Young people at a university graduation ceremony. There are hardly any jobs for most of them.

Alice Wanjiru (not her real name) has learnt the hard way that a university degree is not a guarantee to employment, despite her parents' mantra: Study hard, the future lies in a degree.

Today, Wanjiru has nothing to show for the five years she spent at the Jomo Kenyatta University of Agriculture and Technology burning the midnight oil studying electronic engineering.

Most of her compatriots at Mukuru kwa Njenga, where she hawks sweets and groundnuts, have never seen the inside of a lecture theatre.

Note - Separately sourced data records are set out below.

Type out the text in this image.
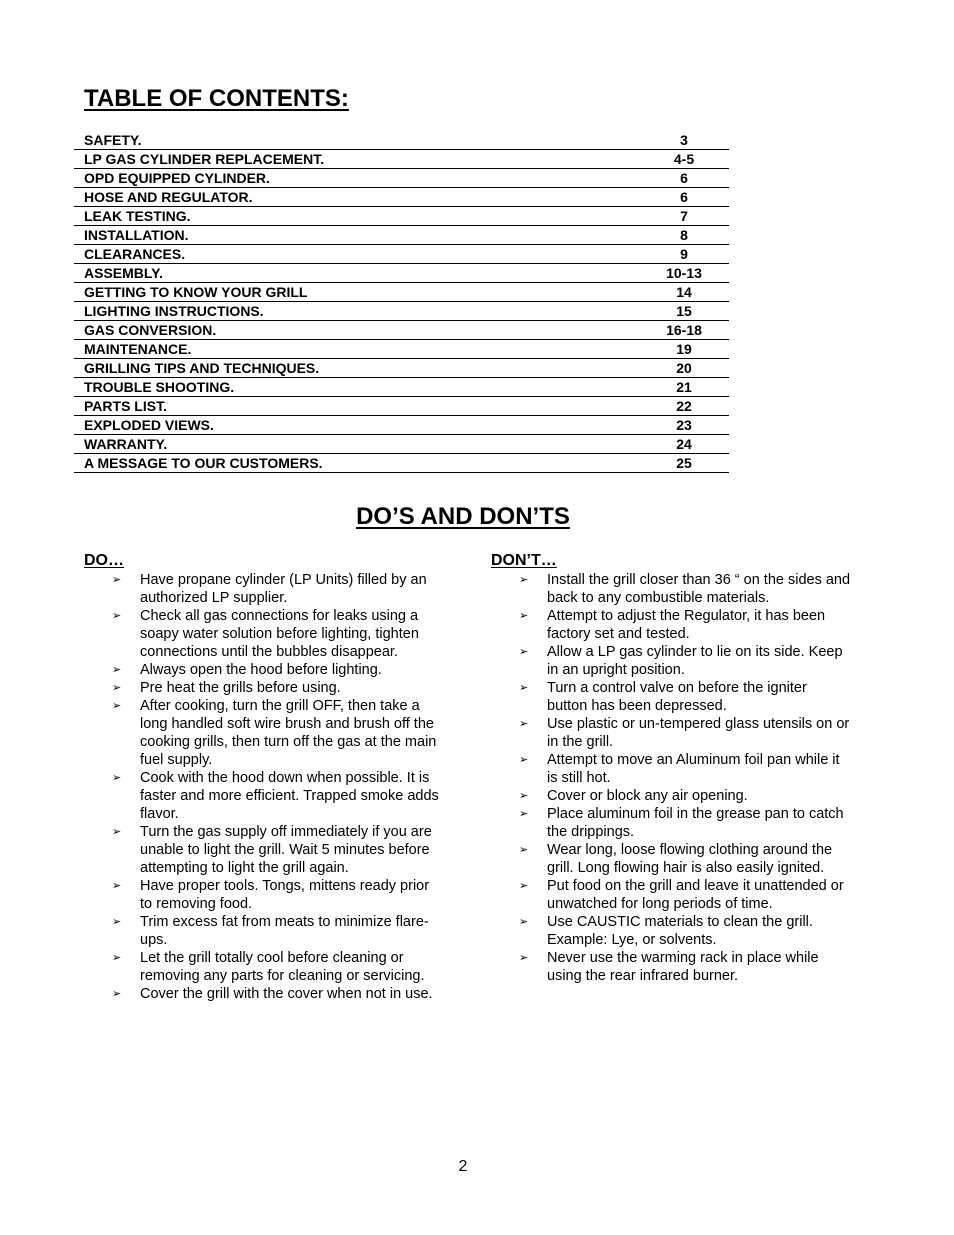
TABLE OF CONTENTS:
SAFETY.	3
LP GAS CYLINDER REPLACEMENT.	4-5
OPD EQUIPPED CYLINDER.	6
HOSE AND REGULATOR.	6
LEAK TESTING.	7
INSTALLATION.	8
CLEARANCES.	9
ASSEMBLY.	10-13
GETTING TO KNOW YOUR GRILL	14
LIGHTING INSTRUCTIONS.	15
GAS CONVERSION.	16-18
MAINTENANCE.	19
GRILLING TIPS AND TECHNIQUES.	20
TROUBLE SHOOTING.	21
PARTS LIST.	22
EXPLODED VIEWS.	23
WARRANTY.	24
A MESSAGE TO OUR CUSTOMERS.	25
DO’S AND DON’TS
DO…
➢ Have propane cylinder (LP Units) filled by an authorized LP supplier.
➢ Check all gas connections for leaks using a soapy water solution before lighting, tighten connections until the bubbles disappear.
➢ Always open the hood before lighting.
➢ Pre heat the grills before using.
➢ After cooking, turn the grill OFF, then take a long handled soft wire brush and brush off the cooking grills, then turn off the gas at the main fuel supply.
➢ Cook with the hood down when possible. It is faster and more efficient. Trapped smoke adds flavor.
➢ Turn the gas supply off immediately if you are unable to light the grill. Wait 5 minutes before attempting to light the grill again.
➢ Have proper tools. Tongs, mittens ready prior to removing food.
➢ Trim excess fat from meats to minimize flare-ups.
➢ Let the grill totally cool before cleaning or removing any parts for cleaning or servicing.
➢ Cover the grill with the cover when not in use.
DON’T…
➢ Install the grill closer than 36 “ on the sides and back to any combustible materials.
➢ Attempt to adjust the Regulator, it has been factory set and tested.
➢ Allow a LP gas cylinder to lie on its side. Keep in an upright position.
➢ Turn a control valve on before the igniter button has been depressed.
➢ Use plastic or un-tempered glass utensils on or in the grill.
➢ Attempt to move an Aluminum foil pan while it is still hot.
➢ Cover or block any air opening.
➢ Place aluminum foil in the grease pan to catch the drippings.
➢ Wear long, loose flowing clothing around the grill. Long flowing hair is also easily ignited.
➢ Put food on the grill and leave it unattended or unwatched for long periods of time.
➢ Use CAUSTIC materials to clean the grill. Example: Lye, or solvents.
➢ Never use the warming rack in place while using the rear infrared burner.
2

“I thought I was assured of a decent job after university but there are no jobs for me out here. I have to do anything to get cash for survival,” Wanjiru says.

The 24-year-old electronics engineer has also done odd farming jobs to pay for basic needs.

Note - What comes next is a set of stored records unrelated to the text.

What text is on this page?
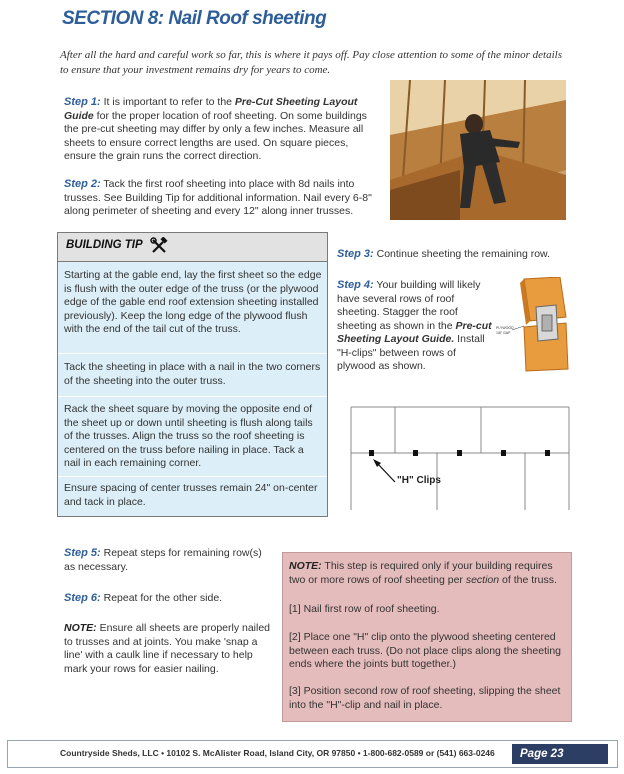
SECTION 8: Nail Roof sheeting
After all the hard and careful work so far, this is where it pays off. Pay close attention to some of the minor details to ensure that your investment remains dry for years to come.
Step 1: It is important to refer to the Pre-Cut Sheeting Layout Guide for the proper location of roof sheeting. On some buildings the pre-cut sheeting may differ by only a few inches. Measure all sheets to ensure correct lengths are used. On square pieces, ensure the grain runs the correct direction.
Step 2: Tack the first roof sheeting into place with 8d nails into trusses. See Building Tip for additional information. Nail every 6-8" along perimeter of sheeting and every 12" along inner trusses.
BUILDING TIP
Starting at the gable end, lay the first sheet so the edge is flush with the outer edge of the truss (or the plywood edge of the gable end roof extension sheeting installed previously). Keep the long edge of the plywood flush with the end of the tail cut of the truss.
Tack the sheeting in place with a nail in the two corners of the sheeting into the outer truss.
Rack the sheet square by moving the opposite end of the sheet up or down until sheeting is flush along tails of the trusses. Align the truss so the roof sheeting is centered on the truss before nailing in place. Tack a nail in each remaining corner.
Ensure spacing of center trusses remain 24" on-center and tack in place.
Step 3: Continue sheeting the remaining row.
Step 4: Your building will likely have several rows of roof sheeting. Stagger the roof sheeting as shown in the Pre-cut Sheeting Layout Guide. Install "H-clips" between rows of plywood as shown.
PLYWOOD
1/8" GAP
"H" Clips
Step 5: Repeat steps for remaining row(s) as necessary.
Step 6: Repeat for the other side.
NOTE: Ensure all sheets are properly nailed to trusses and at joints. You make 'snap a line' with a caulk line if necessary to help mark your rows for easier nailing.
NOTE: This step is required only if your building requires two or more rows of roof sheeting per section of the truss.
[1] Nail first row of roof sheeting.
[2] Place one "H" clip onto the plywood sheeting centered between each truss. (Do not place clips along the sheeting ends where the joints butt together.)
[3] Position second row of roof sheeting, slipping the sheet into the "H"-clip and nail in place.
Countryside Sheds, LLC • 10102 S. McAlister Road, Island City, OR 97850 • 1-800-682-0589 or (541) 663-0246	Page 23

She is a representative of thousands of academically qualified youths engaged in the informal sector.

A 2019 Violence Against Children Unicef survey found that the most common work locations for females aged 18-24 the previous year were shops and kiosks (17.4 per cent).

The other work stations were farms or gardens, formal offices, family dwellings, restaurants, hotels, cafés and bars.

The most prevalent work locations for males of the same age group were farms and gardens (24.1 per cent), construction sites, mines, quarries, formal offices, factories and workshops.

However, a Kenya Youth Agribusiness Strategy 2017-2021 report indicates that most youths eschew agriculture.

It says “the situation is exacerbated by the perception of agriculture as a career of last resort, one of drudgery and low monetary benefits.”

But this perception is changing, according to Samson Ongwae, 23, who says, “Agriculture could have been associated with the poor, the tired and the old a few years ago but we are embracing farming. We are doing everything to avoid unemployment.” 

Unemployment is a major headache in the country. Kenyan universities churn out 50,000 graduates annually and 500,000 from tertiary institutions. Many others return home from overseas studies.

Over 1,000,000 young people enter the labour market annually having either dropped out of school or completed high school and not enrolled in any institution of higher learning.

“However, due to the slow economic growth, corruption, nepotism and demand for experience by potential employers, 75 per cent remain unemployed,” a recent report by United States Agency for International Development says.

As Labour Cabinet Secretary, Ukur Yatani last year advised unemployed graduates to turn their job search focus away from the formal sector.

Yatani, who is now the Treasury CS, maintained that the informal sector is dynamic and expanding rapidly, able to contain a multifaceted skill combination so long as the graduate is creative. 

He challenged graduates to embrace creativity, launch into the informal economy and pursue their dreams.

The informal sector, popularly known as the jua kali sector, include small-scale semi-organised enterprises. They are unregulated and use low and simple technologies, according to the Economic Survey 2012.